Abstract Perna canaliculus (Green-Lippped Mussel) is found only in New Zealand waters and is cultivated and manufactured for both the food and nutraceutical industry world-wide. P. canaliculus has traditionally been used as a therapeutic to treat various arthralgias in both humans and animals; however, clinical research reports provide conflicting results. Numerous in vitro studies have reported anti-inflammatory activity of the mussel under various conditions and also demonstrated a synergistic effect with pharmaceutical medications such as non-steroidal anti-inflammatory drugs (NSAIDs) with P. canaliculus protecting the gastrointestinal mucosal lining against such medications.

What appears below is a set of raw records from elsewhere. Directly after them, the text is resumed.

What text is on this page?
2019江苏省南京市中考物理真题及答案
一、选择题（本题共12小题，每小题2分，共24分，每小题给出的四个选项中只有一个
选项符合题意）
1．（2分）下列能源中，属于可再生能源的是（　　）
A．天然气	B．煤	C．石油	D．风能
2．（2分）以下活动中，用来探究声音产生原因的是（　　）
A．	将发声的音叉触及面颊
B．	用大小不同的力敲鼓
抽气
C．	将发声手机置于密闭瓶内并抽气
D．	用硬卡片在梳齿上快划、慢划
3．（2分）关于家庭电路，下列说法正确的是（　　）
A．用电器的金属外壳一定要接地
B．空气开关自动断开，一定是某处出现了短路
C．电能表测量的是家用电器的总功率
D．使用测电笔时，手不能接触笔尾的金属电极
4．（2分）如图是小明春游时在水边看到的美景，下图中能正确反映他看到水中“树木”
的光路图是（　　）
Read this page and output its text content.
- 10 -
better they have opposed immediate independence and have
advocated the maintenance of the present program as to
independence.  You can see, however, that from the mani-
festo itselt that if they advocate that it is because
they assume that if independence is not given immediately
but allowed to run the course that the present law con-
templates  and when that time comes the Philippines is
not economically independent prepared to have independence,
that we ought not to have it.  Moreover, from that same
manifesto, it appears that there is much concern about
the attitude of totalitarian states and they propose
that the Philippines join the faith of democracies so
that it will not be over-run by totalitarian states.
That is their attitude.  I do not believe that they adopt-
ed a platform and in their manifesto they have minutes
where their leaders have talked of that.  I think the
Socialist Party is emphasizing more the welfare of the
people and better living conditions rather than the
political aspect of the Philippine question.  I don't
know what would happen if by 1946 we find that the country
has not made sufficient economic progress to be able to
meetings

It is proposed that the anti-inflammatory activity demonstrated by P. canaliculus is predominantly due to the lipid fraction, however, among the major classes of compounds found in mussel meat, proteins and peptides are the largest with isolates demonstrating various anti-microbial, anti-inflammatory, anti-oxidant, bioadhesive and anti-hypertensive activities. A review of the bioactive components, their function and therapeutic application is outlined in this chapter. Furthermore, we hypothesise and provide supportive evidence that the gastrointestinal microbiota play an important role in disease processes such as Rheumatoid arthritis and Osteoarthritis and also in the efficacy of P. canaliculus in chronic inflammatory conditions. The metabolic capacity of intestinal microbiota can modify bioactive food components altering the hosts' exposure to these components, potentially enhancing or diminishing their health effects. Understanding the interaction of the bioactive compounds in P. canaliculus with commensal and pathogenic bacteria may facilitate the development of novel interventions to control intestinal and extraintestinal inflammation.